Parallel zur Staatsanwaltschaft hatten mehrere Menschenrechtsorganisationen Ermittlungen durchgeführt. Sie kamen zu dem Ergebnis, dass die tödliche Auseinandersetzung nicht von den Landlosen ausgelöst wurde und übergaben einen entsprechenden Bericht an die Staatsanwaltschaft. Diese Ermittlungsergebnisse wurden sowohl von Staatsanwalt Rachid, als auch von De-facto-Präsident Federico Franco, als politisch motiviert zurückgewiesen.

Der Journalist Carlos Peralta vom Radiosender "780 AM" sprach Rachid am 3. Oktober in einem Interview auf die automatischen Waffen an, die unmöglich unter Kleinbauern vorhanden sind. Der Staatsanwalt betonte, dass sie nur Kleinkalibergewehre und Pistolen gefunden hätten, was eindeutig auf die Urheberschaft unter den Landbesetzern verweise. Dieser Falschaussage widerspricht ein weiteres Video, das zeigt, wie der ehemalige Abgeordnete Julio Colmán Geschosse vom Kaliber 5,56 am Tatort einsammelte und dem Staatsanwalt übergab.

Schon vor Wochen hatte der Vorsitzende des Sekretariats zur Bekämpfung von Drogen (Senad), Francisco de Vargas, öffentlich die Hypothese geäußert, dass die Drahtzieher des Massakers die Drogenmafia sein könne, da erst kürzlich erneut unweit des damaligen Tatortes rund acht Tonnen Marihuana und 30 Hektar Anpflanzungen vernichtet wurden.

Von den zwölf noch inhaftierten Landlosen und Kleinbauern befinden sich fünf seit mehr als 50 Tagen im Hungerstreik.
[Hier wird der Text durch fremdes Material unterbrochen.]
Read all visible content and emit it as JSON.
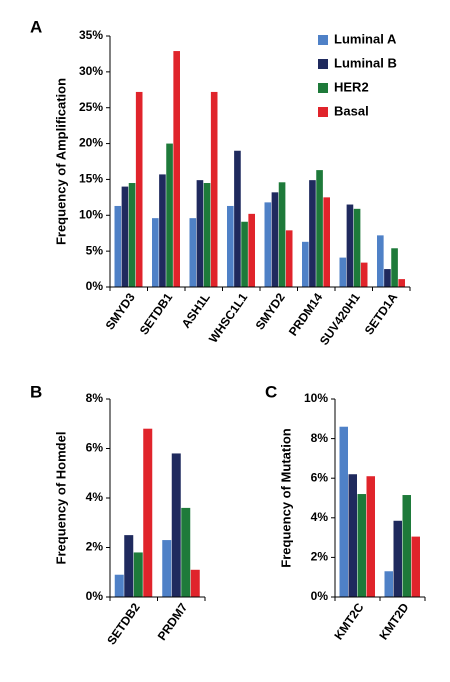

Sie protestieren damit gegen die unrechtmäßige Inhaftierung sowie gegen die unmenschlichen Bedingungen in der Haftanstalt in Coronel Oviedo. Ärzte, die die fünf Hungerstreikenden in den letzten Tagen untersuchten, machten auf die Lebensgefahr aufmerksam, in der sich die Männer befinden. Die Angehörigen der Inhaftierten versammeln sich täglich vor der Haftanstalt, um ebenfalls für ihre Freilassung zu kämpfen. Immer mehr Menschen im ganzen Land setzen sich für die Häftlinge ein. Am vergangenen Dienstag protestierten Hunderte vor dem Sitz der Generalstaatsanwaltschaft gegenüber dem Heldenpantheon in der Hauptstadt Asunción. Auch Ex-Präsident Fernando Lugo besuchte die Häftlinge gemeinsam mit einer Ärztin im Gefängnis und versprach seine Unterstützung. Anschließend hatte er eine Unterredung mit dem Generalstaatsanwalt Javier Díaz Verón. Er forderte die Einbeziehung des Berichts der Menschenrechtsorganisationen in die Ermittlungsarbeit der Staatsanwaltschaft und die sofortige Freilassung der unschuldigen Häftlinge.